Ahora que la primavera ha dejado de ser agua y el sol aún se despereza, es un momento idóneo para pasear por Málaga. A mí me gusta hacerlo no solo por los sitios indicados para ello, como el centro histórico, los paseos marítimos o esa maravilla escondida que es el bosque de Gibralfaro, sino por cualquier lugar. Adentrarse en los barrios de Málaga sin rumbo fijo y levantando la vista más allá del tráfico y las tiendas nos muestra casas, edificios y construcciones que a veces revelan un encanto escondido: la primera impresión es que no debería estar ahí, como si fuera una belleza robada que hubiesen cambiado de su emplazamiento original; la segunda impresión -y más verdadera- es que nos hemos habituado a pensar que lo hermoso no corresponde a lo cotidiano, a los espacios donde hay ropa tendida, algarabía infantil y macetas en las balcones. Desasirse de esa idea te libera y te hace, más que turista en tu propia ciudad, un buscador de tesoros urbanos, de piezas de arte inesperadas. Como les ocurre a los catadores de vinos, tu olfato se vuelve más entrenado y se abre a más aromas y posibilidades, a tipos de creación artística que podrían pasar desapercibidos si buscaras solo lo perfecto, lo geométrico o lo caro. No todo vale en este juego y a veces puedes deambular durante horas o días sin lograr encontrar algo que justifique las caminatas: ¿quién dijo que iba a ser fácil? Y quizás esa es una de las gracias de este ejercicio de paseante desbrujulado, acostumbrarse a no pedir nada a cambio sin dejar de tener la esperanza de obtenerlo, pudiendo descubrir en la esquina más inesperada un prodigio sencillo, estrafalario, atrevido o sutil.
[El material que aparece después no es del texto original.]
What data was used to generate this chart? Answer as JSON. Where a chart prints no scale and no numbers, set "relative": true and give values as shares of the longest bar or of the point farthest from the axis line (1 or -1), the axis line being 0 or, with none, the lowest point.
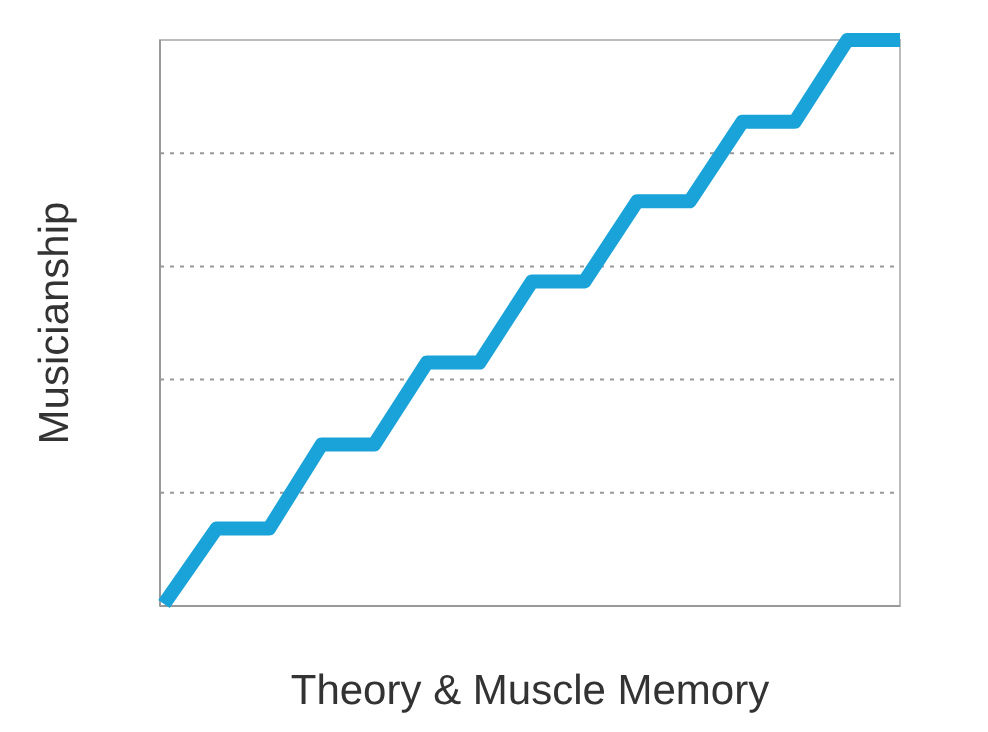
{
  "chart_data": {
    "type": "line",
    "relative": true,
    "xlabel": "Theory & Muscle Memory",
    "ylabel": "Musicianship",
    "categories": [
      null,
      null,
      null,
      null,
      null,
      null,
      null,
      null,
      null,
      null,
      null,
      null,
      null,
      null,
      null
    ],
    "series": [
      {
        "color": "#1aa3d9",
        "values": [
          0,
          0.134,
          0.134,
          0.283,
          0.283,
          0.428,
          0.428,
          0.572,
          0.572,
          0.714,
          0.714,
          0.855,
          0.855,
          1,
          1
        ]
      }
    ],
    "grid": "y",
    "line_style": "solid",
    "marker": "none"
  }
}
En este museo despreocupado y sorprendente destacan de manera especial las terrazas y los balcones. Un balcón es un trocito de aire robado al viento, que pertenece a nuestra casa pero no tanto. En ellos, la imaginación de la persona que vive dentro se suele desatar en una suerte de combinación aleatoria entre trastero al aire libre y atrevimiento floral. En las terrazas y los balcones, muchas veces hibernan las bicis, cubiertas por un plastiquete tranquilizador que nos hace mantener la ilusión de que las cuidamos para algún día volver a cogerlas; tampoco es raro encontrar módulos de muebles que antaño ocuparan con orgullo una pared del salón o de un dormitorio y que ahora son universos desvencijados y paralelos, donde guardamos todo lo que pensamos que podríamos usar algún día pero en los que nunca encontraremos nada que nos pueda resultar útil; en cierto sentido hacen de subconsciente de la casa, de espacio surrealista en el que, como en la mesa de operaciones de Lautréamont, podemos deleitarnos con la belleza del encuentro fortuito de una linterna sin pilas y un paraguas.

Y por supuesto, están las macetas. Desafío paciente y complicidad con esa naturaleza que nos queda lejos, que necesitamos sentir aunque solo sea cuando las regamos. Si, como decía Cortázar, quien te regala un reloj te regala también la obligación de darle cuerda, quien te obsequia con una maceta te obliga a cuidarla -o al menos, a intentarlo-, pero también te entrega una rutina meditativa, de contacto con nuestra dimensión vegetal, de atención plena siquiera unos minutos en un acto sencillo de dar energía y vida a esos seres que decidieron no tener pies. Además, con las macetas regaladas vienen, cuando te vas de viaje, las amistades que entran en casa para regarlas, una de las rarísimas excepciones en las que dejamos entrar a alguien sin estar nosotros, y confiar en alguien así siempre es sano.

Las macetas son pedacitos del jardín que no tenemos pero que sigue siendo nuestro, como las llaves de las casas que ya no existen que aún guardan los descendientes de musulmanes y sefarditas que fueron expulsados de España. Y claro que hay auténticos prodigios, cascadas vegetales que se asoman a la calle, que regalan frescor y pinceladas de colores y que atraen al ingrediente móvil y sonoro: los pájaros. Revolotean incesantes entre las macetas, trinan, incluso algunos anidan, como le ha ocurrido recientemente a mi amigo Jose, que cuenta con la compañía de una pareja de cernícalos primillas. Así es el arte y la vida.